Placemaking, supported by government-led infrastructure for participation
Dubai’s placemaking agenda is increasingly visible through government initiatives that build community cohesion and participation:
• MyDubai Communities, launched by His Highness Sheikh Hamdan bin Mohammed bin Rashid Al Maktoum, Crown Prince of Dubai, Deputy Prime Minister and Minister of Defence of the UAE, and Chairman of The Executive Council of Dubai, is a citywide platform designed to help residents discover and join interest-based communities, strengthening social ties across the emirate.
• Dubai Municipality’s plan to build five community neighbourhood councils, with design that respects Emirati heritage, creates physical “anchors” for neighbourhood dialogue and local gatherings.
• Dubai Culture’s Dubai Public Art initiative and public art strategy
• explicitly aim to transform streets and neighbourhoods into cultural destinations through accessible art in public spaces.
• Dubai’s newly approved ‘Architectural Identity’ for road projects reinforces the idea that the public realm itself should carry coherent identity and character, not just utility.
Together, these initiatives signal a consistent direction: community cohesion is being designed into both the “software” (participation, culture, connection) and the “hardware” (civic facilities, public realm, visual identity).

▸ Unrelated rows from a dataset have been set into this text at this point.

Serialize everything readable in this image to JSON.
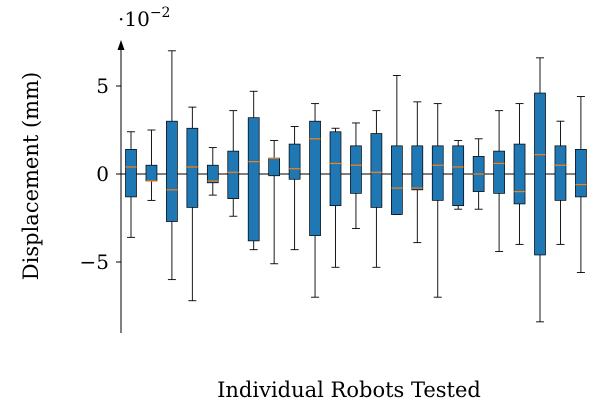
{
  "chart_data": {
    "type": "box",
    "title": "",
    "xlabel": "Individual Robots Tested",
    "ylabel": "Displacement (mm)",
    "y_scale_factor": "·10",
    "y_scale_exponent": "−2",
    "ylim": [
      -9,
      7.5
    ],
    "yticks": [
      {
        "value": 5,
        "label": "5"
      },
      {
        "value": 0,
        "label": "0"
      },
      {
        "value": -5,
        "label": "−5"
      }
    ],
    "grid": false,
    "zero_line": true,
    "box_color": "#1f77b4",
    "median_color": "#ff7f0e",
    "boxes": [
      {
        "whisker_low": -3.6,
        "q1": -1.3,
        "median": 0.4,
        "q3": 1.4,
        "whisker_high": 2.4
      },
      {
        "whisker_low": -1.5,
        "q1": -0.4,
        "median": -0.4,
        "q3": 0.5,
        "whisker_high": 2.5
      },
      {
        "whisker_low": -6.0,
        "q1": -2.7,
        "median": -0.9,
        "q3": 3.0,
        "whisker_high": 7.0
      },
      {
        "whisker_low": -7.2,
        "q1": -1.9,
        "median": 0.4,
        "q3": 2.6,
        "whisker_high": 3.8
      },
      {
        "whisker_low": -1.2,
        "q1": -0.5,
        "median": -0.4,
        "q3": 0.5,
        "whisker_high": 1.5
      },
      {
        "whisker_low": -2.4,
        "q1": -1.4,
        "median": 0.1,
        "q3": 1.3,
        "whisker_high": 3.6
      },
      {
        "whisker_low": -4.3,
        "q1": -3.8,
        "median": 0.7,
        "q3": 3.2,
        "whisker_high": 4.7
      },
      {
        "whisker_low": -5.1,
        "q1": -0.1,
        "median": 0.9,
        "q3": 0.9,
        "whisker_high": 1.9
      },
      {
        "whisker_low": -4.3,
        "q1": -0.3,
        "median": 0.3,
        "q3": 1.7,
        "whisker_high": 2.7
      },
      {
        "whisker_low": -7.0,
        "q1": -3.5,
        "median": 2.0,
        "q3": 3.0,
        "whisker_high": 4.0
      },
      {
        "whisker_low": -5.3,
        "q1": -1.8,
        "median": 0.6,
        "q3": 2.4,
        "whisker_high": 2.6
      },
      {
        "whisker_low": -3.1,
        "q1": -1.1,
        "median": 0.5,
        "q3": 1.6,
        "whisker_high": 2.9
      },
      {
        "whisker_low": -5.3,
        "q1": -1.9,
        "median": 0.1,
        "q3": 2.3,
        "whisker_high": 3.6
      },
      {
        "whisker_low": -2.3,
        "q1": -2.3,
        "median": -0.8,
        "q3": 1.6,
        "whisker_high": 5.6
      },
      {
        "whisker_low": -3.9,
        "q1": -0.9,
        "median": -0.8,
        "q3": 1.6,
        "whisker_high": 4.1
      },
      {
        "whisker_low": -7.0,
        "q1": -1.5,
        "median": 0.5,
        "q3": 1.6,
        "whisker_high": 4.0
      },
      {
        "whisker_low": -2.0,
        "q1": -1.8,
        "median": 0.4,
        "q3": 1.6,
        "whisker_high": 1.9
      },
      {
        "whisker_low": -2.0,
        "q1": -1.0,
        "median": 0.0,
        "q3": 1.0,
        "whisker_high": 2.0
      },
      {
        "whisker_low": -4.4,
        "q1": -1.1,
        "median": 0.6,
        "q3": 1.3,
        "whisker_high": 3.6
      },
      {
        "whisker_low": -4.0,
        "q1": -1.7,
        "median": -1.0,
        "q3": 1.7,
        "whisker_high": 4.0
      },
      {
        "whisker_low": -8.4,
        "q1": -4.6,
        "median": 1.1,
        "q3": 4.6,
        "whisker_high": 6.6
      },
      {
        "whisker_low": -4.0,
        "q1": -1.5,
        "median": 0.5,
        "q3": 1.6,
        "whisker_high": 3.0
      },
      {
        "whisker_low": -5.6,
        "q1": -1.3,
        "median": -0.6,
        "q3": 1.4,
        "whisker_high": 4.4
      }
    ]
  }
}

Why it matters for developers and real estate managers
Placemaking is not decoration. In Dubai’s competitive residential market, belonging becomes a value driver: stronger attachment, better resident experience, lower friction, and a community brand people advocate for.
In the Year of the Family context, the winning communities will be those that make family life easier and richer: safe, inclusive, walkable, culturally alive, and socially connected.